Do everything you can to disaggregate your data. Funders and partners are ever-more demanding of impact data aimed at proving out that different segments of the population — based on age, or gender, or race, or income level, or geography — are experiencing the desired effect. In other words, if your program works in both urban and rural areas, you might find that your program works better in one or the other. These understandings are critical in order to optimise equity and resources.


The right indicators are not easy to find; it requires careful thought. Does this metric reflect what we truly want to change? Will our stakeholders want it? Do we have the means and the headroom to be able to measure it consistently?

Indicator Justification

And where you can, describe why you are selecting certain indicators. For instance, if you’re measuring “sense of belonging” in a youth mentorship program, explain how that measure connects to long-term educational engagement and decreased dropout rates. Make sure it’s explicit that every metric returns to real results for real people.


This is also where your social impact assessment tool may come into play. A great tool empowers you to tie indicators to impact, automate data collection, display data across multiple dashboards, and streamline reporting. (You can even build logic models and attach metrics to outcomes within the platform to see at a glance how your various programs contribute to your overall goals.)


You should also be ready to report not just on your successes but on the places you have fallen down. One of the ways towards trust is transparency, and admitting limitations, or failures is an act that demonstrates a willingness to learn and to grow. Talk about disparities in results, hurdles you hit or where the results didn’t meet expectations. The offer then ends with a short note about grounding the data the way you’ll be doing (and maybe an aside about how you will be doing that differently).
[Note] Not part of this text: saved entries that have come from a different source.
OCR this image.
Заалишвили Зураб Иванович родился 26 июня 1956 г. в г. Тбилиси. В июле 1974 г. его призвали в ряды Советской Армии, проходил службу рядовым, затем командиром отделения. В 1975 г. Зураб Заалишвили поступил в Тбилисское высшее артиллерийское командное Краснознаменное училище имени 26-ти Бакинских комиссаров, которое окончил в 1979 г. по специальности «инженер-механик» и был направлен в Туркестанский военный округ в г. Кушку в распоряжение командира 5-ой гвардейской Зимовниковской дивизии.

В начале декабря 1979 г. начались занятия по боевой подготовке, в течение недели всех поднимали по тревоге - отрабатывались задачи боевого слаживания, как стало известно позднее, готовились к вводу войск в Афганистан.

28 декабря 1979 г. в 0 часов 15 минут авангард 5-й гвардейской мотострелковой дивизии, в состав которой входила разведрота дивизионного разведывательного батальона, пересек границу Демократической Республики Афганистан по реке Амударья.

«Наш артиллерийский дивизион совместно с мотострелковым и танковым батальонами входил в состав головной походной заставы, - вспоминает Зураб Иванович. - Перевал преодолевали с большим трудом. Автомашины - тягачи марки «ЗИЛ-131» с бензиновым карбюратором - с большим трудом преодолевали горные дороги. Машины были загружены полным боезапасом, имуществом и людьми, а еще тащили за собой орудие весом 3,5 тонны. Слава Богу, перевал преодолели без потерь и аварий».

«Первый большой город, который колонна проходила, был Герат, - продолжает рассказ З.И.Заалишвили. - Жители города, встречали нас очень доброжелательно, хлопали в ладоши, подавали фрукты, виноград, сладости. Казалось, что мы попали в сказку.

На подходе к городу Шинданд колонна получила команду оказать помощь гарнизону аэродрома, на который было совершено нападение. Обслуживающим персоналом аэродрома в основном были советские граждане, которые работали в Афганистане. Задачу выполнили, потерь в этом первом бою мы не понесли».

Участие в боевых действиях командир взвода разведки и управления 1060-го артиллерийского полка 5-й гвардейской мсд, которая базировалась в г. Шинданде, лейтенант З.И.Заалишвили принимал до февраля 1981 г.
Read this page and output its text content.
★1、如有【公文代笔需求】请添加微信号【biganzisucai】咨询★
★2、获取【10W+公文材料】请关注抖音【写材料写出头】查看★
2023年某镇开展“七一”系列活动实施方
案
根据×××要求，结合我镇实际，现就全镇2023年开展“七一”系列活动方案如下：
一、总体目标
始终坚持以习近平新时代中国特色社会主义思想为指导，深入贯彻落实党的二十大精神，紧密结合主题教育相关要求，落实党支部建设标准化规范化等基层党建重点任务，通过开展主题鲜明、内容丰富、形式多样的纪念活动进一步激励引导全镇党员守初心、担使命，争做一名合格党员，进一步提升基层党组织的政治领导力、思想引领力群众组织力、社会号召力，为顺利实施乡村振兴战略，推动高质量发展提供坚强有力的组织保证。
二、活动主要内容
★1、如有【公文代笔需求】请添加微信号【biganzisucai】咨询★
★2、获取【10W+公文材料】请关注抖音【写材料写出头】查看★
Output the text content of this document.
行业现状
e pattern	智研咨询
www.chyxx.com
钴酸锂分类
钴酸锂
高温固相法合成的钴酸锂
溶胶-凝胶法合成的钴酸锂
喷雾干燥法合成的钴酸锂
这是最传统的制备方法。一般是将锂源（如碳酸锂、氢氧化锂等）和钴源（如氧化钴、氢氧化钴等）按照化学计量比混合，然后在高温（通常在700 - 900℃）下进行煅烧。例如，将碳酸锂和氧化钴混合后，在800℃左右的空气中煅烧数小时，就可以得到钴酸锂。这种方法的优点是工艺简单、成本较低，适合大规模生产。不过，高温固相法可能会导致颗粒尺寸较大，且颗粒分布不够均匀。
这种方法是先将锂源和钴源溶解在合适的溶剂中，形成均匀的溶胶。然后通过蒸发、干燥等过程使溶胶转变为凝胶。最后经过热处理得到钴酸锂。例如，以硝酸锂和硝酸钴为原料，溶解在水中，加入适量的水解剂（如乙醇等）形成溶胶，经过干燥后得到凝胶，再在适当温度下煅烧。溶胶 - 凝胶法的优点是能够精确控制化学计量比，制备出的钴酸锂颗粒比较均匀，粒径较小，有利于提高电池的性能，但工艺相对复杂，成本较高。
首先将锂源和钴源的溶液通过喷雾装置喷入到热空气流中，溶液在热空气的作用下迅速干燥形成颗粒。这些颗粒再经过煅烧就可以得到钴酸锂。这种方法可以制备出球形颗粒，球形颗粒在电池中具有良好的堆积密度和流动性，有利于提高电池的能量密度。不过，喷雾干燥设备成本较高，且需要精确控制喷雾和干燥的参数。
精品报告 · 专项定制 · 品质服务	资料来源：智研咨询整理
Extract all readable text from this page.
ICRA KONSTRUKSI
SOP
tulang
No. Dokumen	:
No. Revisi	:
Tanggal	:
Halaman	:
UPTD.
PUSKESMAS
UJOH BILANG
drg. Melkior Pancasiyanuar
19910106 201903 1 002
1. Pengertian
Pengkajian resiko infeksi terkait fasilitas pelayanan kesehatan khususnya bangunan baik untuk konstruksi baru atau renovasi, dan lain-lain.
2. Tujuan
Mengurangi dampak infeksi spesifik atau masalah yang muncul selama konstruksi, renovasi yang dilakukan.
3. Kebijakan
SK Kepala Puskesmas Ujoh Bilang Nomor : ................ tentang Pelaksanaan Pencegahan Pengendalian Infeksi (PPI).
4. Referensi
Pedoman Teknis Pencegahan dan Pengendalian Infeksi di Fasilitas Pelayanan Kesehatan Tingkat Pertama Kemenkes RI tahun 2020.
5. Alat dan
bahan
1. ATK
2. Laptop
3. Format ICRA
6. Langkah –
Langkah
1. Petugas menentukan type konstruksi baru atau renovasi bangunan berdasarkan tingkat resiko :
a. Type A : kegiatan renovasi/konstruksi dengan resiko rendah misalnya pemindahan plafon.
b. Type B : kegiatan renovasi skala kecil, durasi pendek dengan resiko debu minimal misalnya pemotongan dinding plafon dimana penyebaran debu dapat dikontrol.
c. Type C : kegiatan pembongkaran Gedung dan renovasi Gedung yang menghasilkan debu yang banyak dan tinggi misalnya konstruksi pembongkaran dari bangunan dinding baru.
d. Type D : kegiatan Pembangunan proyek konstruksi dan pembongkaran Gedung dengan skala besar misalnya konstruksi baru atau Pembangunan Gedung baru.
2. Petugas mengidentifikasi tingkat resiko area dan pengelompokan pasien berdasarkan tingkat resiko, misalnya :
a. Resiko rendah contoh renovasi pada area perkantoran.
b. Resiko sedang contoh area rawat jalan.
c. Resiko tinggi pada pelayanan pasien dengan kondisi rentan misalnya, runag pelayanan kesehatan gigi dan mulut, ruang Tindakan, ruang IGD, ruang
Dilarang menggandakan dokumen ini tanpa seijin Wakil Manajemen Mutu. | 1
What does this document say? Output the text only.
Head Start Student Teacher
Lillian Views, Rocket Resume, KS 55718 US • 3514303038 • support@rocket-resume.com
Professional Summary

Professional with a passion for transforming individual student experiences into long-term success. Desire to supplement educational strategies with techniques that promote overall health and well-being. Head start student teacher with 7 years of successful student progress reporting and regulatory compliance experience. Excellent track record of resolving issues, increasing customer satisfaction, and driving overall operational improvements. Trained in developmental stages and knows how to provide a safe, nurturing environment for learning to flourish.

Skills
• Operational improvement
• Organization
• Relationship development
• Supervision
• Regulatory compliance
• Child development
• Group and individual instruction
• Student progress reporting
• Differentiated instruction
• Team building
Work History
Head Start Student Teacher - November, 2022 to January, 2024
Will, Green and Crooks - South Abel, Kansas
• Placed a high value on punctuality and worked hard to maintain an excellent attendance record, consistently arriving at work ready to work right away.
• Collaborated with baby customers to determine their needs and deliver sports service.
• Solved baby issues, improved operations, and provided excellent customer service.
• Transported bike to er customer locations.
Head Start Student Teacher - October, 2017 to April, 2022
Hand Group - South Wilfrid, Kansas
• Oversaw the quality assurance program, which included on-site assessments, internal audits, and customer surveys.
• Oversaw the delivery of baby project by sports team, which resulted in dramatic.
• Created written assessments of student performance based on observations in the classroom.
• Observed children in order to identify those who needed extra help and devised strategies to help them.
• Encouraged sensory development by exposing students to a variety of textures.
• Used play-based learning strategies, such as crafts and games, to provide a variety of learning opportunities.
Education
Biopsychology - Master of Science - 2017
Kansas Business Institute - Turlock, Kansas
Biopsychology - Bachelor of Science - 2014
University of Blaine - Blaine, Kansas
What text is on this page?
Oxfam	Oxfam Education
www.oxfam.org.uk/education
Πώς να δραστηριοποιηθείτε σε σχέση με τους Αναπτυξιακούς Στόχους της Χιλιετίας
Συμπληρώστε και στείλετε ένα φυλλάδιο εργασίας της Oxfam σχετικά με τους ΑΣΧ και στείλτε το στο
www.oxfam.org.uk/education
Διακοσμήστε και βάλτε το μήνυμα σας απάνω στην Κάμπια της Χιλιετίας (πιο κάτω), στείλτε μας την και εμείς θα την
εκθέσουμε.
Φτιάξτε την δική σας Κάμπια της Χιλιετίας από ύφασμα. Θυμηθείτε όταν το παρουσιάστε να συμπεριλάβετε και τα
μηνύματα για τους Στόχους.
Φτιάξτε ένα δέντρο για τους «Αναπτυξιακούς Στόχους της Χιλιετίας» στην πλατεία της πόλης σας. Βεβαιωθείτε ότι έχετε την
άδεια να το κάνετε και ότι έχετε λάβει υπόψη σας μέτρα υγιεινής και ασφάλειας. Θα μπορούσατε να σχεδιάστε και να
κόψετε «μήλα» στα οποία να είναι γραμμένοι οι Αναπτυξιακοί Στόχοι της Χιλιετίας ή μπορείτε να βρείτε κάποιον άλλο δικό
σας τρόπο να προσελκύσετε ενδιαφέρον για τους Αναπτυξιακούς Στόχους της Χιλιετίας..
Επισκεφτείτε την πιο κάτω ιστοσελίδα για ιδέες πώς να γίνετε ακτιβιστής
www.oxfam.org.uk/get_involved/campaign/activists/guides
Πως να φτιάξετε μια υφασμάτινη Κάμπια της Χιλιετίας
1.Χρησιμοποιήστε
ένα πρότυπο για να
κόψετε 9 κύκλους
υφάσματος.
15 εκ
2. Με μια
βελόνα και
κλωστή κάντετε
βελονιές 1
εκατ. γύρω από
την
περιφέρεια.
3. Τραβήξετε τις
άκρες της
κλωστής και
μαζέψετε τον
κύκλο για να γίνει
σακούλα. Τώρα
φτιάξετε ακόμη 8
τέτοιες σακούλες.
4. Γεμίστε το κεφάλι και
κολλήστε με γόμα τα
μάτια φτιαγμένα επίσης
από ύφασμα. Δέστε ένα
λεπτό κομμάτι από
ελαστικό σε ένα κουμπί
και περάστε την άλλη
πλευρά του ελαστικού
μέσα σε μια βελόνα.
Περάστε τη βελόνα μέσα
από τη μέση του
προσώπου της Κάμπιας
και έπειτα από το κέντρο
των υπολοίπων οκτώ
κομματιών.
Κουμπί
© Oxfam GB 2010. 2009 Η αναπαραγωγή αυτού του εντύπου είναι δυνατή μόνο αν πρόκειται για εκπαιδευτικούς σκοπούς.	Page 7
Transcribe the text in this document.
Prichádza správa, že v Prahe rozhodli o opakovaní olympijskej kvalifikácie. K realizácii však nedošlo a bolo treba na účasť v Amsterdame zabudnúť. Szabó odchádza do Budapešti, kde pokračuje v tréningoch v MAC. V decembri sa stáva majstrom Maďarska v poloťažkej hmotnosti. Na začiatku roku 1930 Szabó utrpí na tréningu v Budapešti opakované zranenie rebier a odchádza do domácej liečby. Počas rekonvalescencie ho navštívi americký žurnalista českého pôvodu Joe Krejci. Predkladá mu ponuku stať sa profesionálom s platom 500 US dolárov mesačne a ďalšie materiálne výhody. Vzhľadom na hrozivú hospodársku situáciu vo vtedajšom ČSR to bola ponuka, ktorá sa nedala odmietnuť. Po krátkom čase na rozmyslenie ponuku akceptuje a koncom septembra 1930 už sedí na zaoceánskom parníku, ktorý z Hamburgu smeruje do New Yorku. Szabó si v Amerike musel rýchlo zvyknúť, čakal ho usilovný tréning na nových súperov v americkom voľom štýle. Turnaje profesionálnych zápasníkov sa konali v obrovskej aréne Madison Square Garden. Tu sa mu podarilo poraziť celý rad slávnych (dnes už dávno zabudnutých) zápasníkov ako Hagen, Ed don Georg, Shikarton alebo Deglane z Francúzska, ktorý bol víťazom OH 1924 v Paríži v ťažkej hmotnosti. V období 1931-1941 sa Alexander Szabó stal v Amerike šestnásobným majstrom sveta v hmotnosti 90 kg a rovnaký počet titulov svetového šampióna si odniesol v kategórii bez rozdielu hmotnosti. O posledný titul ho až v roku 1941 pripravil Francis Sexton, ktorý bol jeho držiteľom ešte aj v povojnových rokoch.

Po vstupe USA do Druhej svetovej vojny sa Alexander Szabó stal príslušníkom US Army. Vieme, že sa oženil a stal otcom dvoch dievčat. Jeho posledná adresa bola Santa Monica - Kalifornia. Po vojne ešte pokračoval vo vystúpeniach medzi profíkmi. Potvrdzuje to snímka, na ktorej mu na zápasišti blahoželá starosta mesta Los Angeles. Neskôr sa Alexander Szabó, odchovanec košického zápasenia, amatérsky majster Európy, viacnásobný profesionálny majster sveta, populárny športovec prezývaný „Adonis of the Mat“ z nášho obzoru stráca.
 Finally, you want to consider the evolution of metrics. It might be that over time you need to reimagine your measurement framework as your programs mature or grow. A customizable social impact assessment tool can support these changes and allow for progress while not losing continuity of data. And in the long run, regular use of a good tool allows you to compare year over year, and show long-term change.


Robust signals do not only help internally for your organisation. They place you outside of that as a trusted partner that is transparent and results-focused. If you’re chasing funding, launching a new partnership or campaigning for policy change, a robust metrics framework made of up-to-date, well-organized data will provide the evidence base you need to argue your case.